Now, let’s chat about these past three years. *Deep breath*
It has been the furthest thing from easy. I have cried a lot. I’ve missed WVU (especially on football Saturdays), I’ve missed Morgantown, and I’ve felt left out and directionless more days than not. I watched my friends go after master’s degrees, law degrees, exciting job opportunities, and basically start next chapters. Everyone seemed to be changing and growing and I felt stuck. There have been numerous breakdowns and homesick calls to my mom. There’s even been multiple job applications sent out in frantic concern that I wasn’t growing anymore.

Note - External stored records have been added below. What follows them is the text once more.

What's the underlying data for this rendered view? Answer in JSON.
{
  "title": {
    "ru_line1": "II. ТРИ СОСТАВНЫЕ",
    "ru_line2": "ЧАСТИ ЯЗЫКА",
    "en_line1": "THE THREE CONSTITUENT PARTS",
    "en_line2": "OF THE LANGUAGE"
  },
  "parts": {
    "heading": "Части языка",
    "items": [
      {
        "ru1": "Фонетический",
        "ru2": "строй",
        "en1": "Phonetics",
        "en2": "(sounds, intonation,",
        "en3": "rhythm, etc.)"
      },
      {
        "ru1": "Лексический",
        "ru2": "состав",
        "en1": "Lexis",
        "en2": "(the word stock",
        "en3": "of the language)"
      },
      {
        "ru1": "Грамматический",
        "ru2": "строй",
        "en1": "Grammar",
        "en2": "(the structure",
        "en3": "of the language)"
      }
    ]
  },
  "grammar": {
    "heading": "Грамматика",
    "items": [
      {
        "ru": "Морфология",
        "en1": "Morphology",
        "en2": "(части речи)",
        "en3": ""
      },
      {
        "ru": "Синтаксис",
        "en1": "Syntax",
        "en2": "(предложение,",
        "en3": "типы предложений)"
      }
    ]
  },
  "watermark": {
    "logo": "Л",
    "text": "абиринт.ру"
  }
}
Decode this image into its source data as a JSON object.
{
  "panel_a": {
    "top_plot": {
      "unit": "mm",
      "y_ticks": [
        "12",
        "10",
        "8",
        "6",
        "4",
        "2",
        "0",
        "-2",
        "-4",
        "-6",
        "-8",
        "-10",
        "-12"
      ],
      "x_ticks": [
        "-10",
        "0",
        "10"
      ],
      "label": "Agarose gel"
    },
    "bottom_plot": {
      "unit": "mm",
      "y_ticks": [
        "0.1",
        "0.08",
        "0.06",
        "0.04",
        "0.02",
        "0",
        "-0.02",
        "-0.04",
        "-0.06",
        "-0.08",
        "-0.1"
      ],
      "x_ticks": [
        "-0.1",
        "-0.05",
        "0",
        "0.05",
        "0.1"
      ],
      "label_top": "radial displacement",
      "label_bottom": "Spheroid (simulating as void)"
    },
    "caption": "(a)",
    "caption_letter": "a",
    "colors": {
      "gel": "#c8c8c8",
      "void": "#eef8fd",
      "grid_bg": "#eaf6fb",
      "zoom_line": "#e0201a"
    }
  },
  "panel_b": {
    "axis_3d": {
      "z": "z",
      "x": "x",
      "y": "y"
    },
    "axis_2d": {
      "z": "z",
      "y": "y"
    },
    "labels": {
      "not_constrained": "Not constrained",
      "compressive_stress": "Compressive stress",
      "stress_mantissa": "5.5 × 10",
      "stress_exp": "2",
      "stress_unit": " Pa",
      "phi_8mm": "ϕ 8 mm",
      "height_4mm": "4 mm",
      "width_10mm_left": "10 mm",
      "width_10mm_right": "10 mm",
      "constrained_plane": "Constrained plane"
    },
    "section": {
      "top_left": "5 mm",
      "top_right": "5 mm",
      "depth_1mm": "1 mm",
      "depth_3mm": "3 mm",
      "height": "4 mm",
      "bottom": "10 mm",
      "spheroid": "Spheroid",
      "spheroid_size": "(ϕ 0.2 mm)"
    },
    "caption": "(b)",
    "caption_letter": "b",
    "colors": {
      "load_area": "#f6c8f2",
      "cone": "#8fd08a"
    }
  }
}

It wasn’t until the beginning of 2016 when I have fully started to accept: IT’S OK NOT TO KNOW.
As I have recently (sort of) stumbled upon figuring out the direction I want to go, I’ve realized every single day of the past three years has gotten me closer to finding my passion. Think about it: my one decision of deciding not to go to grad school led me to Michigan where I found RainCatchers and ended up in Haiti. Woah! Even those tough days in between, when I wanted to quit, move home, and give up have helped me build my tomorrow.
When I started my job at Michigan, I took on a very minimal role. I solely wrote speeches and programs for ceremonies. And now? I’ve taken on social media and a development blog on top of my original responsibilities and have evolved my position to better fit my career aspirations. My tip? If you’re not in your dream job, hold tight. Get in there, work hard, and network. See if you can build your role out to better fit what you want to be doing. Try other work. Use today and your “right now” to build where you want to be.
Second, because of my decision to come to Michigan I found Haiti and my passion for global health. If I would have went straight to grad school, I would have aligned my degree choice with my undergraduate career. When I left college, I felt like I knew just about every job I could get out there and do. However, my three years in the workforce has exposed me to so many new passions and opportunities. Because of that, I now have a MUCH better idea what my next step is.
Third, the last three years has taught me that home is where you make it. After college, you may never feel “completely” at home again and that’s ok. But look around. Home is where you invest yourself. If you’re in a new town, submerge yourself in your community. You’re not alone and there are people there that love you/will love you. Build relationships and accept where you are.
Finally, know that FOMO is real. Look, I’m as bad as anyone making my life seem perfect on social media. But do yourself a favor and try to remind yourself we all don’t have it figured out. It may look like it, but I promise even your favorite instagrammer has their bad days and second guesses.
I will leave you with this: Your future isn’t built overnight. Opportunities are harder to come by than in college and take hard work. But the good news is you’re a Mountaineer. You’re equipped for the climb.